At one point while we were there, the host missionary, Steve, pulled us aside. He told us that it wasn’t just the kids who would get something out of the week. We would too.
What was it that God wanted us to get out of the week?
This is a question to live by. Every week we enter a new page in life. God has a purpose for everything. So what is the purpose of this week? What was the purpose of last week?
God is always teaching. Always guiding. We have to listen and watch with open eyes for what it is God is showing us.
While I was in Ecuador, I kept my eyes open. One of my friends on the trip was terrified of heights. I mean completely petrified.
I pushed her across a bridge to tour the missionary’s house, and an hour later I pushed her back.
I held her hand in a cable car we took across a valley. My youth pastor and I were yelling at her to open her eyes. Telling her she would regret not seeing the view.
Then I helped her across another board with the help of a few friends, and we helped her back again.
She was crying, panicking, her legs were going numb…
And I was jealous.
The morning we came home from Ecuador, I spent it in tears. I was so jealous. I was angry. I was confused.
God gave her the privilege of having a fear she only has to face every once in a while. A fear that she can easily avoid.
I was jealous because my greatest fear is something that I’ve had to learn to cope with because I do it every day. I have to get in a car and drive almost every day. No one can hold my hand. I can’t close my eyes. And many times I have to do it alone.
I was angry because God is doing things to me that I don’t understand. Why did she get an easy fear and I didn’t?
I was confused because I don’t know what I’m doing that cause car accidents to keep happening to me. Car accidents around me.
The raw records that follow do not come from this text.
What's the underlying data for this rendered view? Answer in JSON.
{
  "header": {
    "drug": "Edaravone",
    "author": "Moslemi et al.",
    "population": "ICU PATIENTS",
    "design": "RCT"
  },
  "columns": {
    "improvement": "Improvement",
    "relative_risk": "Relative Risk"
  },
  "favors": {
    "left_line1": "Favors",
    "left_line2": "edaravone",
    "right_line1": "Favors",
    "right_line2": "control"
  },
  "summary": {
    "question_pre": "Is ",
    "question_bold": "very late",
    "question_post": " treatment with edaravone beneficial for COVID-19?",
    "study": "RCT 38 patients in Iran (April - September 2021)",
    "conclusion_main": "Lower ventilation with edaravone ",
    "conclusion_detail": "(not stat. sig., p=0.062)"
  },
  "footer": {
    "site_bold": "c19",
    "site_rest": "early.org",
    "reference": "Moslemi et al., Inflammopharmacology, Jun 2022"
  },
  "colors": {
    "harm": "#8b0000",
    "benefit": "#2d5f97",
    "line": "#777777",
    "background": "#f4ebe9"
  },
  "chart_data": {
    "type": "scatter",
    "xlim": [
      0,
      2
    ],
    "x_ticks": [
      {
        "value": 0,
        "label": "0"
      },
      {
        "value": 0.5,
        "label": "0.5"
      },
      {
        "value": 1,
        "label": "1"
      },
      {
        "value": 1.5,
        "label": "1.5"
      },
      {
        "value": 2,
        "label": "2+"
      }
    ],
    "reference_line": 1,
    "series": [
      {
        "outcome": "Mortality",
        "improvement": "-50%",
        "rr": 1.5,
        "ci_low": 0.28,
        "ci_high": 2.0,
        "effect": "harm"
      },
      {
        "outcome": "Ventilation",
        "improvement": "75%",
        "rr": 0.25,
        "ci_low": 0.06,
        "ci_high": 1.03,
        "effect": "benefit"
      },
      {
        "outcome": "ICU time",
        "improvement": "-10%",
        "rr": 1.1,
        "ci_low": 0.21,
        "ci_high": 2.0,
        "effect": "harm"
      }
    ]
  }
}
Car accidents where I’m in the passenger seat. And car accidents that I have no fault in.
As I sat in my living room crying I remembered that at one point on the trip I was sleeping. I had my headphones in, but for some reason I woke up. Before I fell back asleep I heard my youth pastor talking to the girl terrified of heights. He was telling her that fears aren’t something you conquer in one day. It’s one small step at a time. You can’t win a war in a day.
I told my mom I didn’t want to deal with my fears. I didn’t want to go through it all over again. It hurts too much. It’s like pouring salt into an open wound.
But I’ve realized that this isn’t true. I want to deal with it. I want to move on. Sometimes, the only way to heal is by cleaning out your wounds.
Someone brought something important to my attention…
If it was me who was afraid of heights and someone held my hand into the middle of the bridge and the wire snapped, those people couldn’t save me. No matter how tightly that person was holding on to my hand, they couldn’t do anything about it. But… isn’t it comforting to know that God knows and controls what does and doesn’t happen to us.
If I die in a car accident, I am going someplace better than anyone could ever imagine. The problem is that somehow we have become more excited about our beach vacations than the wonders of heaven.
So what was the biggest thing God revealed to me in Ecuador while I was there this past week?
Holding the maker’s hand is better than anyone else’s, and cleaning a wound is the only way for it to begin to heal.
1 Corinthians 2:9 But, as it is written, “What no eye has seen, nor ear heard, nor the heart of man imagined, what God has prepared for those who love him.”